The Cathedral was built in the 14th century on part of the Crypt’s terrain. It does not look like the great Spanish Gothic cathedrals due to the constant modifications and catastrophes it suffered (such as the 1941 fire) so that most of the original work was lost. All the exterior was rebuilt, the prismatic tower (the oldest one), the apses, the octagonal lantern, the façade. Despite this, it keeps its Gothic appearance with its three naves, the central one higher and wider, and separated by high pillars with eight columns.
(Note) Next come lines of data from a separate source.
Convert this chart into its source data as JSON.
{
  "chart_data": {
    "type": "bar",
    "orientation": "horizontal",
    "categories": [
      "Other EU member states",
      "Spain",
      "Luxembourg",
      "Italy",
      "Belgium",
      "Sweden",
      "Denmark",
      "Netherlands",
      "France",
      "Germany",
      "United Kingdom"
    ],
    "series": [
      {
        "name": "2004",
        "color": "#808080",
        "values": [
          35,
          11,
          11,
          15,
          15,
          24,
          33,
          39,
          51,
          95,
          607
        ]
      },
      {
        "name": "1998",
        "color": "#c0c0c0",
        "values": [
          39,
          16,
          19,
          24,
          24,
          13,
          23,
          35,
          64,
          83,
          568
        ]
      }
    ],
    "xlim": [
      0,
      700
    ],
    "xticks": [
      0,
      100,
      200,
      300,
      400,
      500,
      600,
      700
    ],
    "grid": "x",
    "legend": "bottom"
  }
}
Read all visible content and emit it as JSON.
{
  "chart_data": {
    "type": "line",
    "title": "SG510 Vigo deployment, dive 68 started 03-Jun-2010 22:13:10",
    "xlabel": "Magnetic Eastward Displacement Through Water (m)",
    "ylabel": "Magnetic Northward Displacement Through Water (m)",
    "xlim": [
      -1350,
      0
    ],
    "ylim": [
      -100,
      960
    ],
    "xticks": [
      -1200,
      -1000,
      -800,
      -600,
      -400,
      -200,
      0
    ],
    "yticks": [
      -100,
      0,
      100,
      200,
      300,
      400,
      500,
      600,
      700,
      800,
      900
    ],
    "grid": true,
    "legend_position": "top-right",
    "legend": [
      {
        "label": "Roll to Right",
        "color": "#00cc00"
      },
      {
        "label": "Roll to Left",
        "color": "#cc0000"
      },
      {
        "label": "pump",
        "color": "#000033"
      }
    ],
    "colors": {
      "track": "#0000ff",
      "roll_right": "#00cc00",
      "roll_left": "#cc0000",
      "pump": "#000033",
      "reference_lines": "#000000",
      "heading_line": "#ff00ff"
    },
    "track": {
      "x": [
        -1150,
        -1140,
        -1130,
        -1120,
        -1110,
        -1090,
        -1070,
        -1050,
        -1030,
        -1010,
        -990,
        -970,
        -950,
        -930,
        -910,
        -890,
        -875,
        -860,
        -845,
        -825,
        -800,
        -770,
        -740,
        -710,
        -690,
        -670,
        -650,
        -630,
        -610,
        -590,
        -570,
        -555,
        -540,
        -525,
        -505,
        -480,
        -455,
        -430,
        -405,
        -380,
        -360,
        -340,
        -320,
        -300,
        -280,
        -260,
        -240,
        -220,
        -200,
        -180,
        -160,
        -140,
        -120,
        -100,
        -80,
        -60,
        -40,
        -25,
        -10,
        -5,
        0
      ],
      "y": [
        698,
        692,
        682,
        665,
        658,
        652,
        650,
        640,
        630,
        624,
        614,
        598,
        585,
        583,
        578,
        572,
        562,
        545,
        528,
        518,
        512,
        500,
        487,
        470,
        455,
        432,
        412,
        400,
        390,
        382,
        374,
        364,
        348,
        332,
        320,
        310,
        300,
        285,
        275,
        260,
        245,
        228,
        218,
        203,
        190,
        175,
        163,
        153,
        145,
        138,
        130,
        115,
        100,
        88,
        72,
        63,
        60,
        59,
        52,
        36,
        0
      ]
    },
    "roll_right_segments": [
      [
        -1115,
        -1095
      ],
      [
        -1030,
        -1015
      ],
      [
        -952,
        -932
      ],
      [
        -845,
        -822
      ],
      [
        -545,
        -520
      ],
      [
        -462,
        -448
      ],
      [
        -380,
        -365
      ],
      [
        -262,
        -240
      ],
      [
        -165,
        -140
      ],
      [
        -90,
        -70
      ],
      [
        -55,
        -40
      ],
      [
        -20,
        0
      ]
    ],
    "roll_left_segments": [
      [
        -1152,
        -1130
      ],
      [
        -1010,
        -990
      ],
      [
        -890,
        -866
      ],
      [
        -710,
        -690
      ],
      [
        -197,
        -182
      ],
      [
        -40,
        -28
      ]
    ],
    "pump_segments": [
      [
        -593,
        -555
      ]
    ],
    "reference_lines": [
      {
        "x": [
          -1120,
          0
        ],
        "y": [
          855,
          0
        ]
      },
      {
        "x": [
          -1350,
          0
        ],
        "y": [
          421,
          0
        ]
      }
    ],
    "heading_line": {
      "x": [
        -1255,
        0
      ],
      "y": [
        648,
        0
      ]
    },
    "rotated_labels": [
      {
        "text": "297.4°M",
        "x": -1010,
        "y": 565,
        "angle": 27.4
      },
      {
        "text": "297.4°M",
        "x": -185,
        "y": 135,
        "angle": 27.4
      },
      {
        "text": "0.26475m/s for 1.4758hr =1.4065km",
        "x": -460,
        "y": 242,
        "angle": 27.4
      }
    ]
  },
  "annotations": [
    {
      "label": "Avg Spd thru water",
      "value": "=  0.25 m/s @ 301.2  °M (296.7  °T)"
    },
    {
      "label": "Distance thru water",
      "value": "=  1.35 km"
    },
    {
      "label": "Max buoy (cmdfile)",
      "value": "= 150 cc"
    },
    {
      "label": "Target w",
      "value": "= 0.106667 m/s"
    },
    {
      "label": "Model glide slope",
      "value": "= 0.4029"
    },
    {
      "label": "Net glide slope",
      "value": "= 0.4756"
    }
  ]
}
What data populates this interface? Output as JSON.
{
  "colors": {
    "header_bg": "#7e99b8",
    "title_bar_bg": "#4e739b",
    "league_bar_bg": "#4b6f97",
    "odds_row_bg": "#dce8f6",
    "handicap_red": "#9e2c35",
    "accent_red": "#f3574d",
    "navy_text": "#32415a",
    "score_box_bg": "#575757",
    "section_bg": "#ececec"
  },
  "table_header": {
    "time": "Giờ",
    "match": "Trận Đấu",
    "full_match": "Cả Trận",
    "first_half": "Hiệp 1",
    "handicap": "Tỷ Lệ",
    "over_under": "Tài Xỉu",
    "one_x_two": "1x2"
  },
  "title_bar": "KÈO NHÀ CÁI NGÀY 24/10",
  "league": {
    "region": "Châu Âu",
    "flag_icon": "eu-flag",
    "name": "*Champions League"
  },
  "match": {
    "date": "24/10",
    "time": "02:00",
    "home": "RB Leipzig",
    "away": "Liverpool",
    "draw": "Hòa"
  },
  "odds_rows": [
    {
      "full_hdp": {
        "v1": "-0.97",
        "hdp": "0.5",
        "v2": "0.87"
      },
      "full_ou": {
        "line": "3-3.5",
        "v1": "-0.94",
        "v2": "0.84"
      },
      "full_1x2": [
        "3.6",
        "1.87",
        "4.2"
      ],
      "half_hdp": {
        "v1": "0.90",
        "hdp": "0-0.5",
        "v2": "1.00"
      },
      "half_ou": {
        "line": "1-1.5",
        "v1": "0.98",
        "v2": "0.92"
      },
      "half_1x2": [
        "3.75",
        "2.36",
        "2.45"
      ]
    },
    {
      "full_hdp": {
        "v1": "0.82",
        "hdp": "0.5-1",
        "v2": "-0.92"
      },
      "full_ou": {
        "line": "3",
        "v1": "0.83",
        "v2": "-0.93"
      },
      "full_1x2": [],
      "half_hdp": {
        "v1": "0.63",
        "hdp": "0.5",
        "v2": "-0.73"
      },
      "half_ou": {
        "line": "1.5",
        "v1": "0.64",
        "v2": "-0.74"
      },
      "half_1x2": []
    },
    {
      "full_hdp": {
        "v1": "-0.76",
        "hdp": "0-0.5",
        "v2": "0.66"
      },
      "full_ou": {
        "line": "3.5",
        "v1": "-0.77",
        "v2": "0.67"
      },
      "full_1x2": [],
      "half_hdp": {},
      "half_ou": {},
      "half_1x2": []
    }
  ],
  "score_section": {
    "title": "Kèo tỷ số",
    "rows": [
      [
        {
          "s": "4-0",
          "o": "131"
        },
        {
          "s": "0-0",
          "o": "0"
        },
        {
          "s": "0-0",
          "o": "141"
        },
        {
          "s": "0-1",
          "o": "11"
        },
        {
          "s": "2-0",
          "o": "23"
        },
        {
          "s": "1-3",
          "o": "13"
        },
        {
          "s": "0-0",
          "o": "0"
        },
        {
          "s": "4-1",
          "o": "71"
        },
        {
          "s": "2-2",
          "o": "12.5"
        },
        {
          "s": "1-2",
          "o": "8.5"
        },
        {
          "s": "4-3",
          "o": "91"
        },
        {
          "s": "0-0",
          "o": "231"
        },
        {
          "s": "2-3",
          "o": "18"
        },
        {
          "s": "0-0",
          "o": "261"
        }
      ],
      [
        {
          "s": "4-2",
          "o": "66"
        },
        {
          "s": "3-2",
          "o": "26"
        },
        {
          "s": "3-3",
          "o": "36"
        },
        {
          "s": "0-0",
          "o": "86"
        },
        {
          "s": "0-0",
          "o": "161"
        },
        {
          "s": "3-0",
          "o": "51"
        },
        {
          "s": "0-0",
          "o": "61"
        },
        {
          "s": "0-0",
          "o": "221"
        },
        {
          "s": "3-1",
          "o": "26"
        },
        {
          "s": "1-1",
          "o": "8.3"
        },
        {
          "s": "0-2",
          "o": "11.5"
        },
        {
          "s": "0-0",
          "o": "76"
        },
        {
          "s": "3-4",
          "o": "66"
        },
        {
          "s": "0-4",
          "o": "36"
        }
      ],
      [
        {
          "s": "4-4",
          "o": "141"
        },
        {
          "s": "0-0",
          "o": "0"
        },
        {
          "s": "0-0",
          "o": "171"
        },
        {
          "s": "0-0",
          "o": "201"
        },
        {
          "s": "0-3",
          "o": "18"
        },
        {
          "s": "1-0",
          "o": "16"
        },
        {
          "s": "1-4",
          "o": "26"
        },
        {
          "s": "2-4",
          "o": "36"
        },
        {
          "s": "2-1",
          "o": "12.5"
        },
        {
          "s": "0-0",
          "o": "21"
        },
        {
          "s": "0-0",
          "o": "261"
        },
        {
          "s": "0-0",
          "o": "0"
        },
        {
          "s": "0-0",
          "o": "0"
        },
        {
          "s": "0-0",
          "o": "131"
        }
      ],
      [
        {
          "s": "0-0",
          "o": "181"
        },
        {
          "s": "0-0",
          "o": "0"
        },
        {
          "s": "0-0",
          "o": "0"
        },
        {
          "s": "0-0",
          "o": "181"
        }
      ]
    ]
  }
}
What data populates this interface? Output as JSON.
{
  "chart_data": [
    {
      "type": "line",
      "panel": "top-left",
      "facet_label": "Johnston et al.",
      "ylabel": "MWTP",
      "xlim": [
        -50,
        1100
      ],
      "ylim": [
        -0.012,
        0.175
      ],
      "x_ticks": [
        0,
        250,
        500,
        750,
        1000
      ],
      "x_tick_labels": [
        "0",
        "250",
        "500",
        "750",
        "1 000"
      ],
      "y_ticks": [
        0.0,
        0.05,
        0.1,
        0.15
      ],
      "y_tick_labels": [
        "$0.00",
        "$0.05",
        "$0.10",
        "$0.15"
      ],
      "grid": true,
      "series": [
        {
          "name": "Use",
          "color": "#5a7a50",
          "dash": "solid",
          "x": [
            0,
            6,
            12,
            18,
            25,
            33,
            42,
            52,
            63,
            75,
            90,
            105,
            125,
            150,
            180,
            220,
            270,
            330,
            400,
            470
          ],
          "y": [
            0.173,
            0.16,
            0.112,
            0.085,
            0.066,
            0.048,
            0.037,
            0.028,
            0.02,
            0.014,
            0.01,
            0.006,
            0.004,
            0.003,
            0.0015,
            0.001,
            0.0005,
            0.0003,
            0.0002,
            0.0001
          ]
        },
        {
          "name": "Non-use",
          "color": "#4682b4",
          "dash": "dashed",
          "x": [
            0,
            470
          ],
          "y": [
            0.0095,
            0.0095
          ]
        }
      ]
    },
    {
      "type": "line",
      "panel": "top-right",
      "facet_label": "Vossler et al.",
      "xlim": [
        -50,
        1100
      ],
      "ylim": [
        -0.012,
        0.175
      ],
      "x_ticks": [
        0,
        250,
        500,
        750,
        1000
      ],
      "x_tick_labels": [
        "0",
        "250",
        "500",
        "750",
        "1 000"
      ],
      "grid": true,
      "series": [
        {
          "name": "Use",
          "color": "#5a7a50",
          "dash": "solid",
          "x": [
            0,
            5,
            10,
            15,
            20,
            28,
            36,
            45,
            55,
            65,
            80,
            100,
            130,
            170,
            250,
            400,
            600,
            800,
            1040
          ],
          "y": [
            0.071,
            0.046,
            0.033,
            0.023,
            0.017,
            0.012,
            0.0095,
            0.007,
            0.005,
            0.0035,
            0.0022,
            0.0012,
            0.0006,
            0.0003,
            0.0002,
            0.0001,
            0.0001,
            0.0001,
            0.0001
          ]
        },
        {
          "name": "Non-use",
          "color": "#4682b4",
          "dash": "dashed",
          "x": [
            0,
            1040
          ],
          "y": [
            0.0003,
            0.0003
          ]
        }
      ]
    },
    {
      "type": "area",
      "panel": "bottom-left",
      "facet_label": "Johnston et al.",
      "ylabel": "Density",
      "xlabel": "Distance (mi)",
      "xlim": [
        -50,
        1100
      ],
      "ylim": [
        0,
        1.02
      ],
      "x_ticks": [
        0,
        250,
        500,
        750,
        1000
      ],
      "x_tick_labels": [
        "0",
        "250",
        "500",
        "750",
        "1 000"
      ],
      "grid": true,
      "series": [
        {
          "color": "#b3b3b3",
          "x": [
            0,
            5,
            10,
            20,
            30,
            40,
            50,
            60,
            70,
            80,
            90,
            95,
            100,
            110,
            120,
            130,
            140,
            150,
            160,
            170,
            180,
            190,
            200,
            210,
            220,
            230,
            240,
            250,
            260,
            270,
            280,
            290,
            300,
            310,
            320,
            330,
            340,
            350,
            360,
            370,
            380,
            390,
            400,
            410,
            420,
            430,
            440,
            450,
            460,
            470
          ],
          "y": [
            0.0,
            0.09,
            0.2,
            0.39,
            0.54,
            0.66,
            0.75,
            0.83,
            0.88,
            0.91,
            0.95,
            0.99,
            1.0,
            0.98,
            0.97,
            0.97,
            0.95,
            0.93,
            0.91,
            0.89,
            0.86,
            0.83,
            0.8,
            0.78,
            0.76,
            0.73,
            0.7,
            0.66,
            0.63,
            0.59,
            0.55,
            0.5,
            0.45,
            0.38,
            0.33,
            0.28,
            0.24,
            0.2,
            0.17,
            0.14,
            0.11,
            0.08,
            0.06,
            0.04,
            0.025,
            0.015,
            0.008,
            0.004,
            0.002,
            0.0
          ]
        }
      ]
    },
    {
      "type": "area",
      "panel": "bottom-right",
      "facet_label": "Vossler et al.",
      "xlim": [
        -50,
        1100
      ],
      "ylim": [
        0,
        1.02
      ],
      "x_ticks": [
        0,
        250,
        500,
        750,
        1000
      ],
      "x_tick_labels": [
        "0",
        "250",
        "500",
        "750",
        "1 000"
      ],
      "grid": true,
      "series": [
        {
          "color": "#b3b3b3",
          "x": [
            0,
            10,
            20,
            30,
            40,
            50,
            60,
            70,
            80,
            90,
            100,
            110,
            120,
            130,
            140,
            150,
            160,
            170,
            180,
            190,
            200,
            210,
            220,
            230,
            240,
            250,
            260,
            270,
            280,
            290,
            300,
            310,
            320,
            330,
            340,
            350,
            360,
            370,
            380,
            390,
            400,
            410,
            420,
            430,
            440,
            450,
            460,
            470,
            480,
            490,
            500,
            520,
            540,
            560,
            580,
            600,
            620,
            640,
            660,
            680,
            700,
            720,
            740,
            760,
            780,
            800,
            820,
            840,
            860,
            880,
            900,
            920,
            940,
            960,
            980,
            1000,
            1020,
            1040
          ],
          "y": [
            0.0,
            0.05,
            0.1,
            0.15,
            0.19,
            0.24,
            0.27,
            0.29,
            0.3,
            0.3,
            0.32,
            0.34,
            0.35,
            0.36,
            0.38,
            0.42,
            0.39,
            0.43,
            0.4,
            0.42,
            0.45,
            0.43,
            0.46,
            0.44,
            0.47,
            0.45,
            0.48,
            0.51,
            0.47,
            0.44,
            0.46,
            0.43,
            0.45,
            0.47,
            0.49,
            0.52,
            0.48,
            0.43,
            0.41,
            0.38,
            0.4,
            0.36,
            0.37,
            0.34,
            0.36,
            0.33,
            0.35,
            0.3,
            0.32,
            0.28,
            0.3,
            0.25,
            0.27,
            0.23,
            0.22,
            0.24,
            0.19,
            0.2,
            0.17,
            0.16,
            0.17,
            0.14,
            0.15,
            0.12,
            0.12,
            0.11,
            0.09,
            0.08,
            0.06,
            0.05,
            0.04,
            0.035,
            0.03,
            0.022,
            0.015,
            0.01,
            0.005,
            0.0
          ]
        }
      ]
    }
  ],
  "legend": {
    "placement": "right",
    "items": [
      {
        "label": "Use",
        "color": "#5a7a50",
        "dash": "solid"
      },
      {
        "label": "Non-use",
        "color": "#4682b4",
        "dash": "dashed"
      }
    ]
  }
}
The lying sculpture of don Pedro Camus from 1599 and don Marcelino Menéndez Pelayo's tomb stand out. A strange Arabian font for ablutions in white marble is kept. Tradition holds that it was taken from Cordoba, others guess it was taken by some native of Santander while returning from the conquest of Seville.
The entrance to the cathedral is through the cloister, that is to say, through the main door on the southern wall that still maintains Gothic traces with pointed arches, the exterior is all covered with trimming borders. There are no sculptures and the tympanum and jams were rebuilt probably in the 17th century. The cathedral’s cloister encompasses a extensive rectangular area framed by four covered wings. Each wing is divided into five sections covered with lancet arches. It seems that the cloister was built once the church was completed, that is to say, at the beginning of the 15th century and it was used both for the monks’ cemetery (who occupied the garden) and the villagers who were buried in the South and East wings.
Along the wings of the cloister, as a way of exhibition, you can fin some stone and wooden sculptures. There are also some sepulchers, among them one dating from 1249 with a intertwined covering, a Romanesque touch and rose windows. On the East wing, there is a sarcophagus’ cover featuring a lying man dating from the 15th century, placed on six lions.